Но самым главным просчетом в истории интеллигенции и, следовательно, революции было то, что, не будучи способной дать «творческий ответ» на исторический вызов, т.е. на приход массы на арену истории, интеллигенция оказалась, несмотря на культурный Ренессанс, неспособной сохранить иерархию в культуре, подчинить массу своей воле, в результате чего появились вожди, а общество вернулось к более примитивной форме социума, которую позднее Х. Ортега-Гассет назовет «варварской».

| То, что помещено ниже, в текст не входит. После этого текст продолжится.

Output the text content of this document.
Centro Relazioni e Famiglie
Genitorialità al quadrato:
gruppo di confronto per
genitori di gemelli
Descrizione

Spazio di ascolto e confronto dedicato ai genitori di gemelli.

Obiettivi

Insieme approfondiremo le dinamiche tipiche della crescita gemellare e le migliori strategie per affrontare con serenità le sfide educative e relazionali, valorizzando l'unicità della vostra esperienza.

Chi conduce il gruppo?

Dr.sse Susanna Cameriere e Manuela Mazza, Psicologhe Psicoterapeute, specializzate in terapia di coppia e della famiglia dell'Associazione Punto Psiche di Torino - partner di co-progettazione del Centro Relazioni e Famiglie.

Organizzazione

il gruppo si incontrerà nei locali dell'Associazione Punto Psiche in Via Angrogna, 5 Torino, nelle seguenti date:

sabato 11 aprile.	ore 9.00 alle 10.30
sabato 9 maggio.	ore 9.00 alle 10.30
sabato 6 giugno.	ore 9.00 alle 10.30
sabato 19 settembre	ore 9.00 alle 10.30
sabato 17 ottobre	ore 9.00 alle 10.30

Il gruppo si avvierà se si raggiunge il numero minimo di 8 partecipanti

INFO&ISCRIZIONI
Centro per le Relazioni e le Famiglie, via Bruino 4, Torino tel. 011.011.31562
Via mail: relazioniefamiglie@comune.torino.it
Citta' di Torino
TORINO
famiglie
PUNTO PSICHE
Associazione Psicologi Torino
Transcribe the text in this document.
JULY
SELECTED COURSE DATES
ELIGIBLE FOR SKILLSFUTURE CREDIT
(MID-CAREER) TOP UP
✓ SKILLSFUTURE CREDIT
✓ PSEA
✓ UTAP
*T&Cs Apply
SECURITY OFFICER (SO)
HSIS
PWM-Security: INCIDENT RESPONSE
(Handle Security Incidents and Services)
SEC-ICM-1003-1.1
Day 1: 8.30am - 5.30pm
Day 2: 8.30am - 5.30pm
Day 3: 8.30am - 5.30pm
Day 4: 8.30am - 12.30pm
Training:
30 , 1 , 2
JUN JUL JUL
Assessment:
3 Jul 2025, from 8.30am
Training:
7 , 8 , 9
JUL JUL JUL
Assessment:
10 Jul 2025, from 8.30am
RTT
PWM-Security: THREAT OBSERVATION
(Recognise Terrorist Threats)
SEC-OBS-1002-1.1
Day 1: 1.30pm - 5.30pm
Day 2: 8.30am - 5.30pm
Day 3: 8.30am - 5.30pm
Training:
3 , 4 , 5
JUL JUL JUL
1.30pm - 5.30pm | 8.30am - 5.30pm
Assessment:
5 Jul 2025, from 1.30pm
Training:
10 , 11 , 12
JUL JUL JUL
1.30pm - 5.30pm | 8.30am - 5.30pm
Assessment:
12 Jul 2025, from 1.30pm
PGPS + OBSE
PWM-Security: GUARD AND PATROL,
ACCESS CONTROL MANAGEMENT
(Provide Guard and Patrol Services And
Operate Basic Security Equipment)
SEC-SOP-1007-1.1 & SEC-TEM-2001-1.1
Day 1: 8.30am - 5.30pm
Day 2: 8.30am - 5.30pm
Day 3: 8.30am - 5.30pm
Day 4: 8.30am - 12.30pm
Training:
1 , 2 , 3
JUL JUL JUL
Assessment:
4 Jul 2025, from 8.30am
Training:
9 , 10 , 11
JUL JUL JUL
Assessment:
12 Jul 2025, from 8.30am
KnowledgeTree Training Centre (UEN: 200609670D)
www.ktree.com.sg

Итак, наша попытка понять замысел М. Горького, спровоцированная фильмом В. Титова, приблизилась к завершению. Наверняка зрители и читатели будут находить все новые и новые смыслы и уровни этого литературного произведения. Мы не утверждаем, что В. Титов воспроизвел все смыслы, что в данном романе имеют место. Хотя возможности телевидения этому все же способствовали. В конце концов, то, что обычно киноведы называют экранизацией, т.е. переносом литературного произведения на экран, будет ли это экран кинематографический или экран телевизионный, есть всего лишь интерпретация, а, точнее, одна из интерпретаций романа. Не более того. Поэтому мы не сомневаемся в том, что после обращения В. Титова к роману М. Горького к нему кинематографисты будут обращаться вновь и вновь. Ведь обращаются же они постоянно, например, и к его роману «Мать» и к его пьесе «На дне». Скажем, одна из кинематографических интерпретаций пьесы «На дне» принадлежит даже великому А. Куросаве.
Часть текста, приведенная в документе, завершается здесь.